O Digimais é controlado pelo bispo Edir Macedo, fundador da Igreja Universal do Reino de Deus e dono da RecordTV. A Justiça Federal em São Paulo autorizou o bloqueio de bens de até R$ 670 milhões e a quebra de sigilo bancário e fiscal dos alvos da operação Miragem da PF
Em nota, o banco Digimais afirma que os fatos se referem a uma fiscalização do Ministério do Trabalho realizada no início de 2025, quando passava por transição de controle societário. As inconformidades sobre jornada de trabalho eram pontuais e, em fiscalização recente, o Ministério do Trabalho constatou cumprimento das normas, segundo a empresa.
De abril de 2025 a abril de 2026, o Ministério do Trabalho emitiu 18 autos de infração contra o banco de Edir Macedo como resultado da fiscalização. Os processos estão na etapa de defesa e, se o Digimais for considerado culpado, podem acarretar o pagamento de multas pela instituição financeira.
Os auditores processaram 676 mil registros de jornada na fiscalização, além de 135 mil jornadas individuais de trabalho para fazer as autuações.
“A empresa adotou, no período fiscalizado, um modelo de gestão do trabalho incompatível com os parâmetros legais, caracterizado pela extrapolação sistemática da jornada, pela compressão dos períodos de descanso e pela insuficiência de mecanismos internos de controle e proteção ao trabalhador”, afirma relatório sobre o caso, ao qual a Folha teve acesso.
Hoje, a empresa conta com cerca de 200 funcionários, mas o número de impactados pode chegar a quase 500, por incluir empregados atuais e antigos.
O Ministério Público do Trabalho também está com um procedimento preparatório ativo sobre o Digimais, ainda sob sigilo, aberto após os autos de infração do Ministério do Trabalho.

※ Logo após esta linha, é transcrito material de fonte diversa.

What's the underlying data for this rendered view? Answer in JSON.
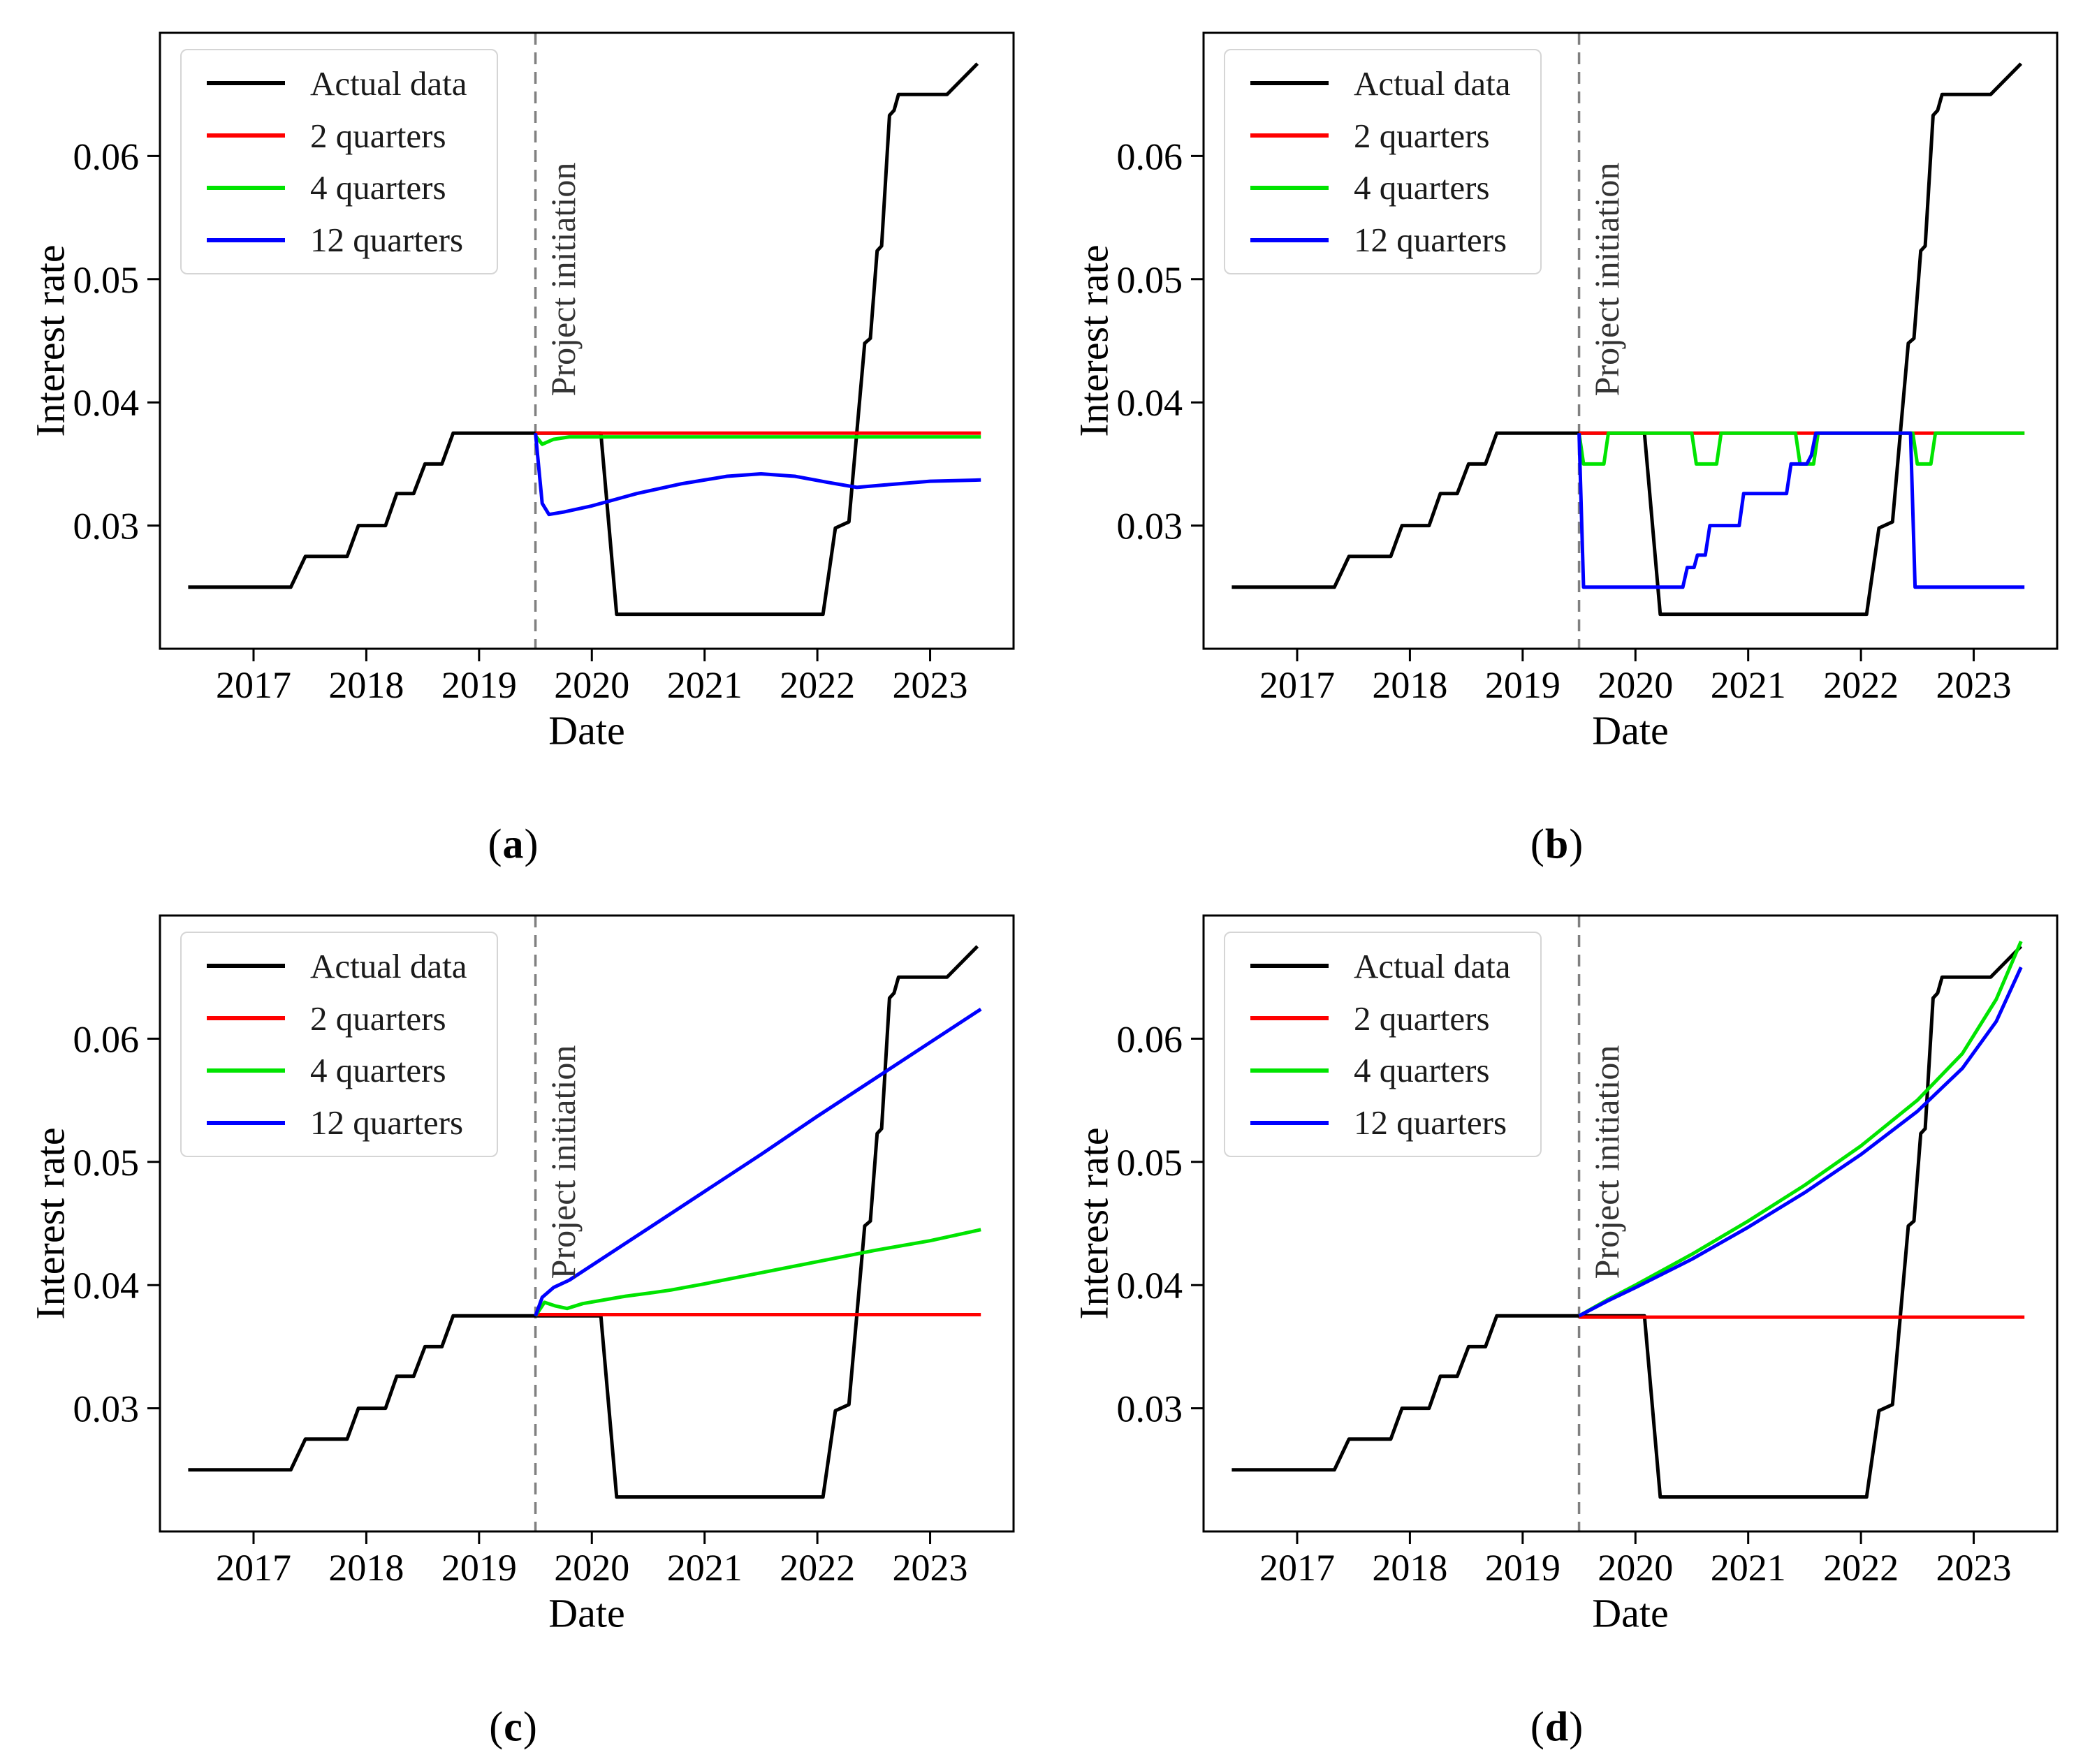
{
  "figure": {
    "ylabel": "Interest rate",
    "xlabel": "Date",
    "legend": [
      "Actual data",
      "2 quarters",
      "4 quarters",
      "12 quarters"
    ],
    "legend_colors": [
      "#000000",
      "#ff0000",
      "#00e400",
      "#0000ff"
    ],
    "annotation": "Project initiation",
    "caption_open": "(",
    "caption_close": ")",
    "captions": [
      "a",
      "b",
      "c",
      "d"
    ],
    "colors": {
      "actual": "#000000",
      "two_quarters": "#ff0000",
      "four_quarters": "#00e400",
      "twelve_quarters": "#0000ff",
      "dashed_line": "#808080",
      "frame": "#000000"
    }
  },
  "shared_series": {
    "actual_data": [
      [
        2016.42,
        0.025
      ],
      [
        2017.33,
        0.025
      ],
      [
        2017.46,
        0.0275
      ],
      [
        2017.83,
        0.0275
      ],
      [
        2017.93,
        0.03
      ],
      [
        2018.17,
        0.03
      ],
      [
        2018.27,
        0.0326
      ],
      [
        2018.42,
        0.0326
      ],
      [
        2018.52,
        0.035
      ],
      [
        2018.67,
        0.035
      ],
      [
        2018.77,
        0.0375
      ],
      [
        2020.08,
        0.0375
      ],
      [
        2020.22,
        0.0228
      ],
      [
        2022.05,
        0.0228
      ],
      [
        2022.16,
        0.0298
      ],
      [
        2022.28,
        0.0303
      ],
      [
        2022.42,
        0.0448
      ],
      [
        2022.47,
        0.0452
      ],
      [
        2022.53,
        0.0523
      ],
      [
        2022.57,
        0.0527
      ],
      [
        2022.64,
        0.0633
      ],
      [
        2022.68,
        0.0637
      ],
      [
        2022.72,
        0.065
      ],
      [
        2023.15,
        0.065
      ],
      [
        2023.42,
        0.0675
      ]
    ]
  },
  "chart_data": [
    {
      "id": "a",
      "type": "line",
      "caption": "a",
      "xlabel": "Date",
      "ylabel": "Interest rate",
      "xlim": [
        2016.17,
        2023.74
      ],
      "ylim": [
        0.02,
        0.07
      ],
      "x_ticks": [
        2017,
        2018,
        2019,
        2020,
        2021,
        2022,
        2023
      ],
      "x_tick_labels": [
        "2017",
        "2018",
        "2019",
        "2020",
        "2021",
        "2022",
        "2023"
      ],
      "y_ticks": [
        0.03,
        0.04,
        0.05,
        0.06
      ],
      "y_tick_labels": [
        "0.03",
        "0.04",
        "0.05",
        "0.06"
      ],
      "annotation_x": 2019.5,
      "annotation_label": "Project initiation",
      "legend_position": "upper-left",
      "grid": false,
      "series": [
        {
          "name": "Actual data",
          "color": "#000000",
          "points": "@actual_data"
        },
        {
          "name": "2 quarters",
          "color": "#ff0000",
          "points": [
            [
              2019.5,
              0.0375
            ],
            [
              2023.45,
              0.0375
            ]
          ]
        },
        {
          "name": "4 quarters",
          "color": "#00e400",
          "points": [
            [
              2019.5,
              0.0373
            ],
            [
              2019.56,
              0.0366
            ],
            [
              2019.66,
              0.037
            ],
            [
              2019.8,
              0.0372
            ],
            [
              2023.45,
              0.0372
            ]
          ]
        },
        {
          "name": "12 quarters",
          "color": "#0000ff",
          "points": [
            [
              2019.5,
              0.0375
            ],
            [
              2019.56,
              0.0318
            ],
            [
              2019.62,
              0.0309
            ],
            [
              2019.75,
              0.0311
            ],
            [
              2020.0,
              0.0316
            ],
            [
              2020.4,
              0.0326
            ],
            [
              2020.8,
              0.0334
            ],
            [
              2021.2,
              0.034
            ],
            [
              2021.5,
              0.0342
            ],
            [
              2021.8,
              0.034
            ],
            [
              2022.1,
              0.0335
            ],
            [
              2022.35,
              0.0331
            ],
            [
              2022.6,
              0.0333
            ],
            [
              2023.0,
              0.0336
            ],
            [
              2023.45,
              0.0337
            ]
          ]
        }
      ]
    },
    {
      "id": "b",
      "type": "line",
      "caption": "b",
      "xlabel": "Date",
      "ylabel": "Interest rate",
      "xlim": [
        2016.17,
        2023.74
      ],
      "ylim": [
        0.02,
        0.07
      ],
      "x_ticks": [
        2017,
        2018,
        2019,
        2020,
        2021,
        2022,
        2023
      ],
      "x_tick_labels": [
        "2017",
        "2018",
        "2019",
        "2020",
        "2021",
        "2022",
        "2023"
      ],
      "y_ticks": [
        0.03,
        0.04,
        0.05,
        0.06
      ],
      "y_tick_labels": [
        "0.03",
        "0.04",
        "0.05",
        "0.06"
      ],
      "annotation_x": 2019.5,
      "annotation_label": "Project initiation",
      "legend_position": "upper-left",
      "grid": false,
      "series": [
        {
          "name": "Actual data",
          "color": "#000000",
          "points": "@actual_data"
        },
        {
          "name": "2 quarters",
          "color": "#ff0000",
          "points": [
            [
              2019.5,
              0.0375
            ],
            [
              2023.45,
              0.0375
            ]
          ]
        },
        {
          "name": "4 quarters",
          "color": "#00e400",
          "points": [
            [
              2019.5,
              0.0375
            ],
            [
              2019.54,
              0.035
            ],
            [
              2019.72,
              0.035
            ],
            [
              2019.76,
              0.0375
            ],
            [
              2020.5,
              0.0375
            ],
            [
              2020.54,
              0.035
            ],
            [
              2020.72,
              0.035
            ],
            [
              2020.76,
              0.0375
            ],
            [
              2021.42,
              0.0375
            ],
            [
              2021.46,
              0.035
            ],
            [
              2021.58,
              0.035
            ],
            [
              2021.62,
              0.0375
            ],
            [
              2022.46,
              0.0375
            ],
            [
              2022.5,
              0.035
            ],
            [
              2022.62,
              0.035
            ],
            [
              2022.66,
              0.0375
            ],
            [
              2023.45,
              0.0375
            ]
          ]
        },
        {
          "name": "12 quarters",
          "color": "#0000ff",
          "points": [
            [
              2019.5,
              0.0375
            ],
            [
              2019.54,
              0.025
            ],
            [
              2020.42,
              0.025
            ],
            [
              2020.46,
              0.0266
            ],
            [
              2020.52,
              0.0266
            ],
            [
              2020.55,
              0.0276
            ],
            [
              2020.62,
              0.0276
            ],
            [
              2020.66,
              0.03
            ],
            [
              2020.92,
              0.03
            ],
            [
              2020.96,
              0.0326
            ],
            [
              2021.34,
              0.0326
            ],
            [
              2021.38,
              0.035
            ],
            [
              2021.52,
              0.035
            ],
            [
              2021.56,
              0.0357
            ],
            [
              2021.6,
              0.0375
            ],
            [
              2022.44,
              0.0375
            ],
            [
              2022.48,
              0.025
            ],
            [
              2023.45,
              0.025
            ]
          ]
        }
      ]
    },
    {
      "id": "c",
      "type": "line",
      "caption": "c",
      "xlabel": "Date",
      "ylabel": "Interest rate",
      "xlim": [
        2016.17,
        2023.74
      ],
      "ylim": [
        0.02,
        0.07
      ],
      "x_ticks": [
        2017,
        2018,
        2019,
        2020,
        2021,
        2022,
        2023
      ],
      "x_tick_labels": [
        "2017",
        "2018",
        "2019",
        "2020",
        "2021",
        "2022",
        "2023"
      ],
      "y_ticks": [
        0.03,
        0.04,
        0.05,
        0.06
      ],
      "y_tick_labels": [
        "0.03",
        "0.04",
        "0.05",
        "0.06"
      ],
      "annotation_x": 2019.5,
      "annotation_label": "Project initiation",
      "legend_position": "upper-left",
      "grid": false,
      "series": [
        {
          "name": "Actual data",
          "color": "#000000",
          "points": "@actual_data"
        },
        {
          "name": "2 quarters",
          "color": "#ff0000",
          "points": [
            [
              2019.5,
              0.0376
            ],
            [
              2023.45,
              0.0376
            ]
          ]
        },
        {
          "name": "4 quarters",
          "color": "#00e400",
          "points": [
            [
              2019.5,
              0.0375
            ],
            [
              2019.58,
              0.0386
            ],
            [
              2019.68,
              0.0383
            ],
            [
              2019.78,
              0.0381
            ],
            [
              2019.92,
              0.0385
            ],
            [
              2020.3,
              0.0391
            ],
            [
              2020.55,
              0.0394
            ],
            [
              2020.7,
              0.0396
            ],
            [
              2021.0,
              0.0401
            ],
            [
              2021.5,
              0.041
            ],
            [
              2022.0,
              0.0419
            ],
            [
              2022.5,
              0.0428
            ],
            [
              2023.0,
              0.0436
            ],
            [
              2023.45,
              0.0445
            ]
          ]
        },
        {
          "name": "12 quarters",
          "color": "#0000ff",
          "points": [
            [
              2019.5,
              0.0375
            ],
            [
              2019.56,
              0.039
            ],
            [
              2019.66,
              0.0398
            ],
            [
              2019.8,
              0.0404
            ],
            [
              2020.5,
              0.0446
            ],
            [
              2021.0,
              0.0476
            ],
            [
              2021.5,
              0.0506
            ],
            [
              2022.0,
              0.0537
            ],
            [
              2022.5,
              0.0567
            ],
            [
              2023.0,
              0.0597
            ],
            [
              2023.45,
              0.0624
            ]
          ]
        }
      ]
    },
    {
      "id": "d",
      "type": "line",
      "caption": "d",
      "xlabel": "Date",
      "ylabel": "Interest rate",
      "xlim": [
        2016.17,
        2023.74
      ],
      "ylim": [
        0.02,
        0.07
      ],
      "x_ticks": [
        2017,
        2018,
        2019,
        2020,
        2021,
        2022,
        2023
      ],
      "x_tick_labels": [
        "2017",
        "2018",
        "2019",
        "2020",
        "2021",
        "2022",
        "2023"
      ],
      "y_ticks": [
        0.03,
        0.04,
        0.05,
        0.06
      ],
      "y_tick_labels": [
        "0.03",
        "0.04",
        "0.05",
        "0.06"
      ],
      "annotation_x": 2019.5,
      "annotation_label": "Project initiation",
      "legend_position": "upper-left",
      "grid": false,
      "series": [
        {
          "name": "Actual data",
          "color": "#000000",
          "points": "@actual_data"
        },
        {
          "name": "2 quarters",
          "color": "#ff0000",
          "points": [
            [
              2019.5,
              0.0374
            ],
            [
              2023.45,
              0.0374
            ]
          ]
        },
        {
          "name": "4 quarters",
          "color": "#00e400",
          "points": [
            [
              2019.5,
              0.0375
            ],
            [
              2019.75,
              0.0388
            ],
            [
              2020.0,
              0.04
            ],
            [
              2020.5,
              0.0425
            ],
            [
              2021.0,
              0.0452
            ],
            [
              2021.5,
              0.0481
            ],
            [
              2022.0,
              0.0513
            ],
            [
              2022.5,
              0.055
            ],
            [
              2022.9,
              0.0588
            ],
            [
              2023.2,
              0.0632
            ],
            [
              2023.42,
              0.0679
            ]
          ]
        },
        {
          "name": "12 quarters",
          "color": "#0000ff",
          "points": [
            [
              2019.5,
              0.0375
            ],
            [
              2019.75,
              0.0387
            ],
            [
              2020.0,
              0.0398
            ],
            [
              2020.5,
              0.0421
            ],
            [
              2021.0,
              0.0447
            ],
            [
              2021.5,
              0.0475
            ],
            [
              2022.0,
              0.0506
            ],
            [
              2022.5,
              0.0541
            ],
            [
              2022.9,
              0.0576
            ],
            [
              2023.2,
              0.0614
            ],
            [
              2023.42,
              0.0658
            ]
          ]
        }
      ]
    }
  ]
}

No procedimento, o MPT vai delimitar o objeto da investigação. Se o procurador entender que o caso deve ir adiante, ele pode converter o procedimento em inquérito civil.
A fiscalização dos auditores do Ministério do Trabalho se iniciou a partir de indícios de fraude no banco de horas e suspeitas de assédio moral e sexual no Digimais. As suspeitas podem chegar à pasta tanto por denúncia direta quanto por notificações de sindicatos, além de achados das fiscalizações rotineiras da superintendência.
Os auditores enviaram questionários eletrônicos para os funcionários com o objetivo de identificar os casos de assédio. No entanto, a adesão ficou abaixo da média –entre 1% e 2% dos trabalhadores responderam aos formulários, índice que costuma ficar entre 20% e 30% para empresas do mesmo porte, segundo a auditora Livia Ferreira.
Para ela, que também coordena o projeto de combate ao assédio e discriminação na Superintendência Regional do Trabalho em São Paulo, a baixa adesão leva à suspeita de que o ambiente do Digimais é intimidador a ponto de os funcionários nem sequer aderirem ao questionário.
Na empresa, também não havia medidas de prevenção e combate ao assédio sexual e às demais formas de violência no âmbito do trabalho, obrigação prevista em norma regulamentadora do ministério, segundo relatório de fiscalização.
O banco de Edir Macedo também não contava com uma CIPA (Comissão Interna de Prevenção de Acidentes e de Assédio), o que constitui um descumprimento das normas trabalhistas. A comissão tem como objetivo zelar pela saúde, segurança e bem-estar dos funcionários. A autuação por não cumprir com a CIPA foi a única concluída pelo Ministério do Trabalho até agora, e a empresa pagou multa de R$ 2.620 pela infração.
Segundo o banco, a multa foi prontamente quitada. O processo de implementação da CIPA está em fase avançada e conta com o suporte de assessorias jurídica e de RH especializadas, afirmou o Digimais em nota.